On the latest performance, Vinod Nair, Head of Research, Geojit Financial Services, said, “Despite the rate hike on the higher side of expectations, the market welcomed the RBI’s 50 basis hike move with bond yields rising. Even though metal prices soften. are doing, reserve Bank of India It decided to keep the FY 2013 inflation target unchanged at 6.7%, which is above the tolerance level. However, given that Q3 and Q4 inflation is projected to range between 4% and 4.1%, the market remains optimistic for the future.”

In the August policy, the RBI increased its policy repo rate under the Liquidity Adjustment Facility (LAF) by 50 basis points to 5.40% with immediate effect. Meanwhile, the Permanent Deposit Facility (SDF) rate is adjusted to 5.15% and the Marginal Standing Facility (MSF) rate and the Bank Rate adjusted to 5.65%.

In addition, the six-member MPC decided to focus on the return of housing to ensure that inflation remains within the target while supporting growth.

Where is India’s bond yield head?

Abheek Barua, Chief Economist and Executive Vice President, HDFC Bank said, “There is a reversal of the bond market rally witnessed in the past few days and we expect close to 7.3-7.4% trade by the end of the 10-year paper. The RBI action in this quarter and the supply of both SDLs and central government bonds this year has led to a market decline.”

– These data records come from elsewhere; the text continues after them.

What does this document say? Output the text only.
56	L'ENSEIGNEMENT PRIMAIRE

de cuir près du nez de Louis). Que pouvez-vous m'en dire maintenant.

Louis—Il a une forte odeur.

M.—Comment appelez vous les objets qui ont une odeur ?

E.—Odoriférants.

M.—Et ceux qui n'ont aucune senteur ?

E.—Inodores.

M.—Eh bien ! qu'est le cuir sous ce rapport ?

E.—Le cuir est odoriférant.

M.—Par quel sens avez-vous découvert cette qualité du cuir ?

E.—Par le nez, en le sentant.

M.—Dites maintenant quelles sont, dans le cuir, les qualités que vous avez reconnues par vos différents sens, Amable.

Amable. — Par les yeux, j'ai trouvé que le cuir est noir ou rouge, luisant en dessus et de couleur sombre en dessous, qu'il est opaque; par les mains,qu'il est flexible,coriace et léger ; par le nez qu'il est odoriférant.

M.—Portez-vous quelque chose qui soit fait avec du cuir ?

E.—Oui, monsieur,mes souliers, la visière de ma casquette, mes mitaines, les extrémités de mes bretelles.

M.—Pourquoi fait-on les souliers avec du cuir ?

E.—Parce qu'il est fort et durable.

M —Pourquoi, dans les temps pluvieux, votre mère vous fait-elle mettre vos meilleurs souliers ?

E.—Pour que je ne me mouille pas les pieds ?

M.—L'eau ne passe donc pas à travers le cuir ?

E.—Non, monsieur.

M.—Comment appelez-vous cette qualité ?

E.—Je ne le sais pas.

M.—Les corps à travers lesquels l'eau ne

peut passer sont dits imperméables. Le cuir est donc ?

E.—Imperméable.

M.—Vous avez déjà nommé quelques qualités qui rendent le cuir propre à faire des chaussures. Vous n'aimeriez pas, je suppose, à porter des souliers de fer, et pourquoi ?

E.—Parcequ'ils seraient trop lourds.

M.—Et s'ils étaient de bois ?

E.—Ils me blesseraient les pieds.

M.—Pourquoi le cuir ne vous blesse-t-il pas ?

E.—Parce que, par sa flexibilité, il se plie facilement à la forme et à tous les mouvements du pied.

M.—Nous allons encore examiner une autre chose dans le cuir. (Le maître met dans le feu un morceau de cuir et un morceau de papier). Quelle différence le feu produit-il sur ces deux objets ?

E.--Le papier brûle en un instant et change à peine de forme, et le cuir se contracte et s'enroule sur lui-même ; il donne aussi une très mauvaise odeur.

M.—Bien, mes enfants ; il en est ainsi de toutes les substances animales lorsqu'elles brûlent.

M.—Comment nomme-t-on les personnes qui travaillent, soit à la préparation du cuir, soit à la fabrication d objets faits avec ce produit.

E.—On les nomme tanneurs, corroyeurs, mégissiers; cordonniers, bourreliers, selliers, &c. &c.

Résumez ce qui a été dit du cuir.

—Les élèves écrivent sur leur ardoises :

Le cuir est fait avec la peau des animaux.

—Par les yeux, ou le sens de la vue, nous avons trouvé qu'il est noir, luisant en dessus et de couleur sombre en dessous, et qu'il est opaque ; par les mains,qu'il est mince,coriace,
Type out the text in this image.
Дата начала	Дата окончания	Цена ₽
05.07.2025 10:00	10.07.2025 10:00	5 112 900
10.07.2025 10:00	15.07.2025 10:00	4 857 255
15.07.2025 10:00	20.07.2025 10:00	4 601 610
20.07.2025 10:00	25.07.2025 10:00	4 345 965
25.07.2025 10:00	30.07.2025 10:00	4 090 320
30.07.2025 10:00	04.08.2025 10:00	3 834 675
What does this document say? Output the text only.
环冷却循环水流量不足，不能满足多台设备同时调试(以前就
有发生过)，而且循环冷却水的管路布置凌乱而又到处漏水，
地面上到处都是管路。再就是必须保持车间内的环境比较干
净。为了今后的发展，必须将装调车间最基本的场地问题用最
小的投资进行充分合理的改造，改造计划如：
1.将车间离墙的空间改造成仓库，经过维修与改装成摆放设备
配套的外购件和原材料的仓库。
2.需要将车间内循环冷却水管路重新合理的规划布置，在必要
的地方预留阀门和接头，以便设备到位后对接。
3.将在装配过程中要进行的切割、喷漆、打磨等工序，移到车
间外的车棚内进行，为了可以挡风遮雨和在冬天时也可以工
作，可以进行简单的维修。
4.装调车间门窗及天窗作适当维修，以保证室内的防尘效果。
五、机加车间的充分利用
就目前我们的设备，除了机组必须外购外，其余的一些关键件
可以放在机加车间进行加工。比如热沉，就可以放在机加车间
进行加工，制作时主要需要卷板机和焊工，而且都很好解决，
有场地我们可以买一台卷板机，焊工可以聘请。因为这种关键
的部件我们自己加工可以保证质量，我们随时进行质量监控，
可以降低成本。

Churchill Bhatt, Executive Vice President, Debt Investments, Kotak Mahindra Life Insurance Company said, “Despite the recent fall in global commodity prices, MPC has retained its FY13 inflation forecast at 6.7%. Expressing confidence in India’s macro stability, the Governor allayed apprehensions about the volatility of the rupee. Going forward, the MPC assured the markets of its ability to give a soft landing for the economy while keeping inflationary pressures at bay.”

“Given the backdrop of the global slowdown and its accompanying deflationary impact, we believe that policy rates in India will ease below 6% this calendar year. In light of the same, further rate action will be more calibrated. and will be data-dependent. The yield on benchmark 10-year government bonds is expected to remain in the 7.10-7.40 band in the near future.”

According to Lakshmi Iyer, Chief Investment Officer (Debt) and Head Products, Kotak Mahindra Asset Management Company, the bond markets will now focus on incremental G-Sec supply and take cues from global bond yields going forward. Staggered Investment Approach in Fixed Income Stay”.